More than eight decades after it was installed, a memorial to the three 19th-century sibling novelists in London’s Westminster Abbey was amended Thursday to restore the diaereses – the two dots over the e in their surname.

The dots — which indicate that the name is pronounced “brontay” rather than “bront” — were omitted when the stone tablet commemorating Charlotte, Emily and Anne was erected in the abbey’s Poets’ Corner in October 1939, just after the outbreak of World War II.

They were restored after Brontë historian Sharon Wright, editor of the Brontë Society Gazette, raised the issue with Dean of Westminster David Hoyle. The abbey asked its stonemason to tap in the dots and its conservator to paint them.

“There’s no paper record for anyone complaining about this or mentioning this, so I just wanted to put it right, really,” Wright said. “These three Yorkshire women deserve their place here, but they also deserve to have their name spelled correctly.”
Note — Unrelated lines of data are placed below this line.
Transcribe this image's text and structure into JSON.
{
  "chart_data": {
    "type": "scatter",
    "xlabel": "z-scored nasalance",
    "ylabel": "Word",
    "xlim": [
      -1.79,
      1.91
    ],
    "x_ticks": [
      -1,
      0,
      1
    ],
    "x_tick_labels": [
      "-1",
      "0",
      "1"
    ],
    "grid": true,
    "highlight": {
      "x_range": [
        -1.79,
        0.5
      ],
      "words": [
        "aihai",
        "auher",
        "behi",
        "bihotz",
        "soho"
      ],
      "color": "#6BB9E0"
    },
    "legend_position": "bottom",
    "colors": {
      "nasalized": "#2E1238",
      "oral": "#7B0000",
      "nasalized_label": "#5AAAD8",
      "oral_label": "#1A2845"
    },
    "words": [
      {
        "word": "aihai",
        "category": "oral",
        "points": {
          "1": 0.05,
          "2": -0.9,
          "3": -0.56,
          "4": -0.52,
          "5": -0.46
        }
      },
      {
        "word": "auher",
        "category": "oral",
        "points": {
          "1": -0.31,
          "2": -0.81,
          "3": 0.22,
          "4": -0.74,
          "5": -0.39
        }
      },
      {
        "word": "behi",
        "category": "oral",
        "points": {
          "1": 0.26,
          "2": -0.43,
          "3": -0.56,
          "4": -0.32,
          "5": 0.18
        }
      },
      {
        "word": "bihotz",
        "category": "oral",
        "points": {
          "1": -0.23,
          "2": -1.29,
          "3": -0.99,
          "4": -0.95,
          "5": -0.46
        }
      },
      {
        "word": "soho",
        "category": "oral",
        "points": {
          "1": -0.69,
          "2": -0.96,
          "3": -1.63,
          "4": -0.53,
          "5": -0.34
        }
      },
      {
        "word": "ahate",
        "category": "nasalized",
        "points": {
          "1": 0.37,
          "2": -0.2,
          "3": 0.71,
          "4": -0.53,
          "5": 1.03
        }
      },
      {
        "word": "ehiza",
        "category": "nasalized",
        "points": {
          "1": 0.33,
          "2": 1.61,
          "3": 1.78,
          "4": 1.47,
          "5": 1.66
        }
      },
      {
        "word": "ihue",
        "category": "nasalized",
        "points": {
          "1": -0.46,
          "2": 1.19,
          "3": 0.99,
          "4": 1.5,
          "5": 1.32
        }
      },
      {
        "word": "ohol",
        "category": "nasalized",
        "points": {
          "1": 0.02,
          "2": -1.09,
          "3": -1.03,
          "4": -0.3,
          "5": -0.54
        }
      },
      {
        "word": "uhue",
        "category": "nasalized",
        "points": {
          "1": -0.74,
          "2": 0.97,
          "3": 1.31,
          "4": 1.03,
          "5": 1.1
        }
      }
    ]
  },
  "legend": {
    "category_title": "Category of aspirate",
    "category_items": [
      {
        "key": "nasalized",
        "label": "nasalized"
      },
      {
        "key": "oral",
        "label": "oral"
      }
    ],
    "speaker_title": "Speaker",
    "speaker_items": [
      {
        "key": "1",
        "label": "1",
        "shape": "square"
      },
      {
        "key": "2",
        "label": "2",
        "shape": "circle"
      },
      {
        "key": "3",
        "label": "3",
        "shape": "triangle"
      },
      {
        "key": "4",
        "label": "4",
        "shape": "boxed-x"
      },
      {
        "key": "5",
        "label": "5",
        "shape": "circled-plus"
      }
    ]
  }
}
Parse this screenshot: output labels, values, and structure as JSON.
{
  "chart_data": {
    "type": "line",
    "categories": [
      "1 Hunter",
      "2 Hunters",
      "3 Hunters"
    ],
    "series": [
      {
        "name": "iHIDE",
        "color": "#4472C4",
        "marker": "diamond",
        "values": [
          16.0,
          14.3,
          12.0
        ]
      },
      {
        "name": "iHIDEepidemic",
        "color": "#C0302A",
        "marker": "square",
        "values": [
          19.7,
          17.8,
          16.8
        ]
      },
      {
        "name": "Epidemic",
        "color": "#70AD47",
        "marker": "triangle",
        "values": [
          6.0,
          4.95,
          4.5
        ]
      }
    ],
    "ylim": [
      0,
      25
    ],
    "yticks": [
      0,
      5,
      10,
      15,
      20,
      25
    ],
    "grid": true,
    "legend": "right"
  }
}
It’s believed the writers’ Irish father Patrick changed the spelling of his surname from Brunty or Prunty when he went to university in England.

Raised on the wild Yorkshire moors, all three sisters died before they were 40, leaving enduring novels including Charlotte’s “Jane Eyre,” Emily’s “Wuthering Heights” and Anne’s “The Tenant of Wildfell Hall.”

Rebecca Yorke, director of the Brontë Society, welcomed the restoration.

“As the Brontës and their work are loved and respected all over the world, it’s entirely appropriate that their name is spelled correctly on their memorial,” she said.